As we have stated in each of our three prior communications regarding coronavirus, this too shall pass.  In the meantime, we will continue to communicate with you what we know, including what concerns us, and maintain our steady focus on doing whatever we can to promote your long-term financial health.


Scott Upham, CIMA® CPWA
Managing Partner

Contributions were made to this letter Contributions were made to this letter by Amyn Moolji, CIO & COO, & Jeffrey Burch, Director of Wealth Management, & Taylor Haselgard, Portfolio Manager.

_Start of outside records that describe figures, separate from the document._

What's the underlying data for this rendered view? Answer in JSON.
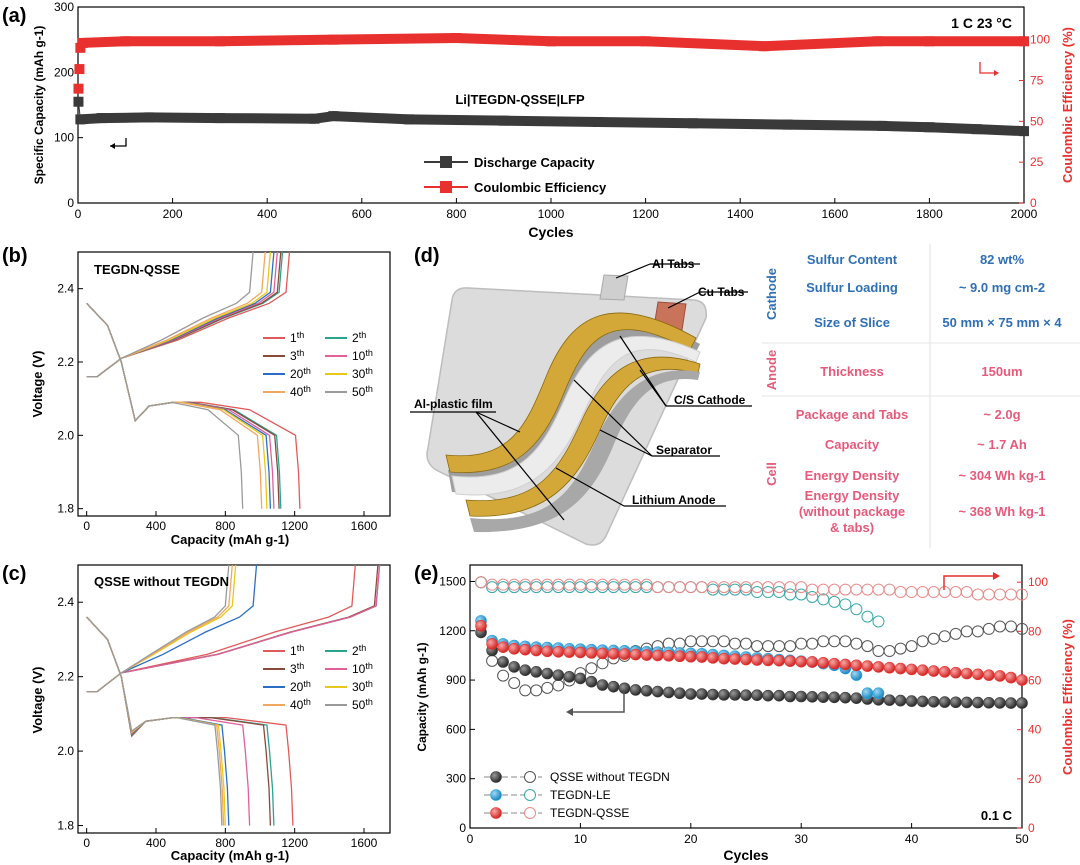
{
  "colors": {
    "red": "#e8312f",
    "black": "#3a3a3a",
    "blue": "#2aa3dd",
    "cathode_blue": "#2f6fb4",
    "anode_pink": "#e65a7a",
    "cell_pink": "#e65a7a",
    "gold": "#d4a838",
    "copper": "#c8735a"
  },
  "chart_data": [
    {
      "id": "a",
      "panel_label": "(a)",
      "type": "line",
      "title": "Li|TEGDN-QSSE|LFP",
      "conditions": "1 C   23 °C",
      "xlabel": "Cycles",
      "ylabel": "Specific Capacity (mAh g-1)",
      "ylabel_sup": "-1",
      "y2label": "Coulombic Efficiency (%)",
      "xlim": [
        0,
        2000
      ],
      "ylim": [
        0,
        300
      ],
      "y2lim": [
        0,
        120
      ],
      "xticks": [
        0,
        200,
        400,
        600,
        800,
        1000,
        1200,
        1400,
        1600,
        1800,
        2000
      ],
      "yticks": [
        0,
        100,
        200,
        300
      ],
      "y2ticks": [
        0,
        25,
        50,
        75,
        100
      ],
      "series": [
        {
          "name": "Discharge Capacity",
          "axis": "left",
          "color": "#3a3a3a",
          "x": [
            1,
            5,
            50,
            150,
            300,
            500,
            540,
            700,
            900,
            1100,
            1300,
            1500,
            1700,
            1800,
            1900,
            2000
          ],
          "y": [
            155,
            128,
            130,
            131,
            130,
            129,
            133,
            128,
            126,
            124,
            122,
            120,
            118,
            116,
            113,
            110
          ]
        },
        {
          "name": "Coulombic Efficiency",
          "axis": "right",
          "color": "#e8312f",
          "x": [
            1,
            3,
            5,
            10,
            100,
            300,
            540,
            800,
            1000,
            1200,
            1450,
            1690,
            1800,
            2000
          ],
          "y": [
            70,
            82,
            95,
            98,
            99,
            99,
            100,
            101,
            99,
            99,
            96,
            99,
            99,
            99
          ]
        }
      ]
    },
    {
      "id": "b",
      "panel_label": "(b)",
      "type": "line",
      "title": "TEGDN-QSSE",
      "xlabel": "Capacity (mAh g-1)",
      "xlabel_sup": "-1",
      "ylabel": "Voltage (V)",
      "xlim": [
        -50,
        1750
      ],
      "ylim": [
        1.78,
        2.5
      ],
      "xticks": [
        0,
        400,
        800,
        1200,
        1600
      ],
      "yticks": [
        1.8,
        2.0,
        2.2,
        2.4
      ],
      "series": [
        {
          "name": "1th",
          "color": "#e05a5a",
          "discharge_end": 1230,
          "charge_end": 1170,
          "plateau_end": 940
        },
        {
          "name": "2th",
          "color": "#2aa390",
          "discharge_end": 1120,
          "charge_end": 1130,
          "plateau_end": 850
        },
        {
          "name": "3th",
          "color": "#8a4a3a",
          "discharge_end": 1110,
          "charge_end": 1120,
          "plateau_end": 840
        },
        {
          "name": "10th",
          "color": "#e0609a",
          "discharge_end": 1080,
          "charge_end": 1100,
          "plateau_end": 820
        },
        {
          "name": "20th",
          "color": "#2a6fc4",
          "discharge_end": 1060,
          "charge_end": 1080,
          "plateau_end": 800
        },
        {
          "name": "30th",
          "color": "#e8c81a",
          "discharge_end": 1040,
          "charge_end": 1060,
          "plateau_end": 790
        },
        {
          "name": "40th",
          "color": "#f0a860",
          "discharge_end": 1010,
          "charge_end": 1030,
          "plateau_end": 770
        },
        {
          "name": "50th",
          "color": "#9a9a9a",
          "discharge_end": 900,
          "charge_end": 960,
          "plateau_end": 700
        }
      ]
    },
    {
      "id": "c",
      "panel_label": "(c)",
      "type": "line",
      "title": "QSSE without TEGDN",
      "xlabel": "Capacity (mAh g-1)",
      "xlabel_sup": "-1",
      "ylabel": "Voltage (V)",
      "xlim": [
        -50,
        1750
      ],
      "ylim": [
        1.78,
        2.5
      ],
      "xticks": [
        0,
        400,
        800,
        1200,
        1600
      ],
      "yticks": [
        1.8,
        2.0,
        2.2,
        2.4
      ],
      "series": [
        {
          "name": "1th",
          "color": "#e05a5a",
          "discharge_end": 1190,
          "charge_end": 1550,
          "plateau_end": 1150
        },
        {
          "name": "2th",
          "color": "#2aa390",
          "discharge_end": 1080,
          "charge_end": 1690,
          "plateau_end": 1040
        },
        {
          "name": "3th",
          "color": "#8a4a3a",
          "discharge_end": 1060,
          "charge_end": 1680,
          "plateau_end": 1020
        },
        {
          "name": "10th",
          "color": "#e0609a",
          "discharge_end": 940,
          "charge_end": 1690,
          "plateau_end": 900
        },
        {
          "name": "20th",
          "color": "#2a6fc4",
          "discharge_end": 820,
          "charge_end": 980,
          "plateau_end": 780
        },
        {
          "name": "30th",
          "color": "#e8c81a",
          "discharge_end": 800,
          "charge_end": 860,
          "plateau_end": 760
        },
        {
          "name": "40th",
          "color": "#f0a860",
          "discharge_end": 790,
          "charge_end": 840,
          "plateau_end": 750
        },
        {
          "name": "50th",
          "color": "#9a9a9a",
          "discharge_end": 780,
          "charge_end": 820,
          "plateau_end": 740
        }
      ]
    },
    {
      "id": "e",
      "panel_label": "(e)",
      "type": "scatter",
      "conditions": "0.1 C",
      "xlabel": "Cycles",
      "ylabel": "Capacity (mAh g-1)",
      "ylabel_sup": "-1",
      "y2label": "Coulombic Efficiency (%)",
      "xlim": [
        0,
        50
      ],
      "ylim": [
        0,
        1600
      ],
      "y2lim": [
        0,
        107
      ],
      "xticks": [
        0,
        10,
        20,
        30,
        40,
        50
      ],
      "yticks": [
        0,
        300,
        600,
        900,
        1200,
        1500
      ],
      "y2ticks": [
        0,
        20,
        40,
        60,
        80,
        100
      ],
      "series": [
        {
          "name": "QSSE without TEGDN",
          "color": "#3a3a3a",
          "capacity": [
            1190,
            1080,
            1010,
            980,
            960,
            950,
            940,
            930,
            920,
            910,
            890,
            870,
            860,
            850,
            840,
            835,
            830,
            825,
            820,
            815,
            815,
            812,
            810,
            810,
            808,
            808,
            805,
            805,
            800,
            800,
            798,
            796,
            795,
            793,
            790,
            785,
            780,
            778,
            775,
            772,
            770,
            768,
            766,
            765,
            764,
            763,
            762,
            761,
            760,
            760
          ],
          "ce": [
            100,
            68,
            62,
            59,
            56,
            56,
            57,
            58,
            60,
            63,
            65,
            67,
            69,
            70,
            72,
            73,
            74,
            75,
            75,
            76,
            76,
            76,
            76,
            75,
            75,
            74,
            74,
            74,
            74,
            75,
            75,
            76,
            76,
            76,
            75,
            74,
            72,
            72,
            73,
            74,
            76,
            77,
            78,
            79,
            80,
            80,
            81,
            82,
            82,
            81
          ]
        },
        {
          "name": "TEGDN-LE",
          "color": "#2aa3dd",
          "capacity": [
            1260,
            1140,
            1120,
            1110,
            1105,
            1100,
            1098,
            1095,
            1090,
            1088,
            1085,
            1082,
            1080,
            1078,
            1075,
            1072,
            1070,
            1068,
            1065,
            1062,
            1060,
            1055,
            1050,
            1045,
            1040,
            1035,
            1030,
            1025,
            1020,
            1015,
            1010,
            1000,
            990,
            970,
            930,
            820,
            820
          ],
          "ce": [
            100,
            98,
            98,
            98,
            98,
            98,
            98,
            98,
            98,
            98,
            98,
            98,
            98,
            98,
            98,
            98,
            98,
            98,
            98,
            98,
            98,
            97,
            97,
            97,
            97,
            96,
            96,
            96,
            95,
            95,
            94,
            93,
            92,
            91,
            89,
            86,
            84
          ]
        },
        {
          "name": "TEGDN-QSSE",
          "color": "#e8312f",
          "capacity": [
            1230,
            1120,
            1100,
            1090,
            1085,
            1080,
            1075,
            1072,
            1070,
            1068,
            1065,
            1062,
            1060,
            1058,
            1055,
            1052,
            1050,
            1048,
            1045,
            1042,
            1040,
            1035,
            1030,
            1028,
            1025,
            1022,
            1020,
            1018,
            1015,
            1012,
            1010,
            1005,
            1000,
            995,
            990,
            985,
            980,
            975,
            970,
            965,
            960,
            955,
            950,
            945,
            940,
            935,
            930,
            925,
            915,
            900
          ],
          "ce": [
            100,
            99,
            99,
            99,
            99,
            99,
            99,
            99,
            99,
            99,
            99,
            99,
            99,
            99,
            99,
            99,
            98,
            98,
            98,
            98,
            98,
            98,
            98,
            98,
            98,
            98,
            98,
            98,
            98,
            98,
            97,
            97,
            97,
            97,
            97,
            97,
            97,
            97,
            96,
            96,
            96,
            96,
            96,
            96,
            96,
            95,
            95,
            95,
            95,
            95
          ]
        }
      ]
    }
  ],
  "panel_d": {
    "panel_label": "(d)",
    "diagram_labels": {
      "al_tabs": "Al Tabs",
      "cu_tabs": "Cu Tabs",
      "cs_cathode": "C/S Cathode",
      "al_plastic": "Al-plastic film",
      "separator": "Separator",
      "lithium_anode": "Lithium Anode"
    },
    "table": [
      {
        "group": "Cathode",
        "label": "Sulfur Content",
        "value": "82 wt%"
      },
      {
        "group": "Cathode",
        "label": "Sulfur Loading",
        "value": "~ 9.0 mg cm-2"
      },
      {
        "group": "Cathode",
        "label": "Size of Slice",
        "value": "50 mm × 75 mm × 4"
      },
      {
        "group": "Anode",
        "label": "Thickness",
        "value": "150um"
      },
      {
        "group": "Cell",
        "label": "Package and Tabs",
        "value": "~ 2.0g"
      },
      {
        "group": "Cell",
        "label": "Capacity",
        "value": "~ 1.7 Ah"
      },
      {
        "group": "Cell",
        "label": "Energy Density",
        "value": "~ 304 Wh kg-1"
      },
      {
        "group": "Cell",
        "label": "Energy Density (without package & tabs)",
        "value": "~ 368 Wh kg-1"
      }
    ],
    "groups": [
      "Cathode",
      "Anode",
      "Cell"
    ]
  }
}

[1] Back of the Envelope Estimates of Next Quarter’s Unemployment Rate, Miguel Faria-e-Castro, St. Louis Fed, March 24, 2020

[2] What will a Recovery Look Like? Jeffrey Kleintop, Global Chief Investment Strategist, Charles Schwab, March 30, 2020

Cribstone Capital Management (“CCM”) is an SEC-registered investment advisor located in the State of Maine. The firm and its representatives are in compliance with the current registration and notice filing requirements imposed upon SEC-registered investment advisors.  CCM may only transact business in those states in which it is notice filed or qualifies for an exemption from notice filing requirements.  For information pertaining to the registration status of the firm, please contact the SEC on its website at www.adviserinfo.sec.gov.  A copy of the firm’s current written disclosure brochure discussing the firm’s business operation and fees is available from CCM upon request.